Every non-trivial change passes through structured roles.

  • Planner: understands the problem, analyzes the codebase, and produces a plan. It never writes code.
  • Plan Review Pass: a second agent challenges the plan for edge cases, hidden dependencies, and architectural conflicts.
  • Manual Plan Gate: I review and approve the plan before any code is written.
  • Implementer: executes the approved plan and edits files. If the plan breaks, it must return to planning.
  • Reviewer: checks the diff for architectural violations, boundary leaks, and unintended changes. It cannot modify code.
  • Second Review Pass: another agent challenges the review to catch missed issues.
  • Tester: runs tests and adds missing coverage when needed. It never changes production logic.
  • Manual Final Review: I confirm the final change matches the approved plan.
  • Committer: stages the change and prepares the PR.

The Feedback Loops Must Be Real

The workflow only works because the feedback loops are explicit.
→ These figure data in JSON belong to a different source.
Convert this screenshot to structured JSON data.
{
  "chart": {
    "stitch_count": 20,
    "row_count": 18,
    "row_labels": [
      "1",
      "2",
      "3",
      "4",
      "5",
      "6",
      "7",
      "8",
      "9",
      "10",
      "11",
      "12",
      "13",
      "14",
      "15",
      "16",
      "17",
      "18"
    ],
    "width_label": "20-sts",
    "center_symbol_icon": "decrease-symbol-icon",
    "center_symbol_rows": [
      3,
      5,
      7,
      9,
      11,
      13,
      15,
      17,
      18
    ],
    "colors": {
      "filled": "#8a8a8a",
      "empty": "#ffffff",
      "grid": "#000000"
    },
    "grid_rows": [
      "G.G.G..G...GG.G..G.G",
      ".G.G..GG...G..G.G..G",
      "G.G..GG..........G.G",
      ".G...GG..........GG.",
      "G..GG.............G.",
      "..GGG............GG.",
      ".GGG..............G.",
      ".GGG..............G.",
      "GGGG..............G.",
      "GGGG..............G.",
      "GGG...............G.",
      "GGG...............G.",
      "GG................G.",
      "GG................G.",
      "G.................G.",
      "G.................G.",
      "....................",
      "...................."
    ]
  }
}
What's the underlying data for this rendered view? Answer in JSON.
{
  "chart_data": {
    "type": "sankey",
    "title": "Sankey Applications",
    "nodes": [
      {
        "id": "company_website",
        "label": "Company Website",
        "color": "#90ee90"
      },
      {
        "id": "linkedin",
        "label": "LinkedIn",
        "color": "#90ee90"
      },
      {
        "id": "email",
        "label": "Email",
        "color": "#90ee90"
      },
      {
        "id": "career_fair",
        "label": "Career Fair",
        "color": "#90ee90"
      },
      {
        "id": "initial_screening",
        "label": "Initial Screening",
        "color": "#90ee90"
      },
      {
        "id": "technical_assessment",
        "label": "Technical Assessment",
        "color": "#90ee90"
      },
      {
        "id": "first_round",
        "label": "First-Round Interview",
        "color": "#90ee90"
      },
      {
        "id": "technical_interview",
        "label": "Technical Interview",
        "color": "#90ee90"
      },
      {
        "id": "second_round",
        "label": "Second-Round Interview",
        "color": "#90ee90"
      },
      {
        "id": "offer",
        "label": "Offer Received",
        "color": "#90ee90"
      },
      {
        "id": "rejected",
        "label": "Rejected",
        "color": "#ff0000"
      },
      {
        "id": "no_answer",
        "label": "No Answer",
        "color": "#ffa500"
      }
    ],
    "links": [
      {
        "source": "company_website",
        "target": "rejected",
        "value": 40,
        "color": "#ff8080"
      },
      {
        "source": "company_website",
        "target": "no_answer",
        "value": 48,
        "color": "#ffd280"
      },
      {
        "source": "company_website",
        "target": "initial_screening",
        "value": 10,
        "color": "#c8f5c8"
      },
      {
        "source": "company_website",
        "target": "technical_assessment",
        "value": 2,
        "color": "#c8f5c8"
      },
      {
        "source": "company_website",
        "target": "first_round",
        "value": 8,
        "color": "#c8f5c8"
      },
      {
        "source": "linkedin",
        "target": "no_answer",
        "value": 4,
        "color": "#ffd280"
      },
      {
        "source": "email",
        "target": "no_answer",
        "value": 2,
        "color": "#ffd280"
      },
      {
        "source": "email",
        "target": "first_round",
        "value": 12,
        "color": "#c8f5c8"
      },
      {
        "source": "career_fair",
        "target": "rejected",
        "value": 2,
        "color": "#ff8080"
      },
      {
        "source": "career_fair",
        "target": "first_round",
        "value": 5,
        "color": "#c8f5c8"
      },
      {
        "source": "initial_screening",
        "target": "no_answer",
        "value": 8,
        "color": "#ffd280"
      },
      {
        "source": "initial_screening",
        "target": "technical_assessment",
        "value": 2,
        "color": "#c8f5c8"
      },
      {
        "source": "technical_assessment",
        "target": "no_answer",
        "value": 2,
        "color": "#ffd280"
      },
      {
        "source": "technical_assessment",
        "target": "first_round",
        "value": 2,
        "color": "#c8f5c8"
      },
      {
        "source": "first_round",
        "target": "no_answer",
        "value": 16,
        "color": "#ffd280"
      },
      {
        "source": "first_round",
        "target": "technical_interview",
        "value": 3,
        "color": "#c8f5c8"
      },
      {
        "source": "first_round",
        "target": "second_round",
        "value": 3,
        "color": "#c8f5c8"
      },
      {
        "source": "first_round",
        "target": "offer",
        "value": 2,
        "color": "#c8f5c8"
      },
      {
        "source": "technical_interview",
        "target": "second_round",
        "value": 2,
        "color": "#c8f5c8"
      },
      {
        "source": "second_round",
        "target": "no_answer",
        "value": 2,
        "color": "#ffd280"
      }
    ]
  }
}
Implementer goes back to Planner on plan conflict. Reviewer sends issues back to Implementer. Tester sends failures back to Implementer.

No phase can bypass another.

Guardrails That Matter

The workflow is protected by a few simple but enforceable guardrails.

  • Architectural boundaries must hold. Core processing logic should not depend on policy or UI layers.
  • Interfaces must remain stable. If a shared API or data structure changes, every consumer must be updated.
  • Changes must stay scoped. Each PR should represent one logical change, not a collection of unrelated fixes.

The Trade-Off Is Deliberate

Yes, this process adds some overhead. But the trade-off is deliberate: slightly slower decisions, far fewer architectural mistakes.

This is how strong engineering teams have always worked. The difference is that AI agents need the boundaries made explicit, or they will ignore them.

As AI writes more code, controlling who is allowed to do what becomes just as important as controlling the code itself.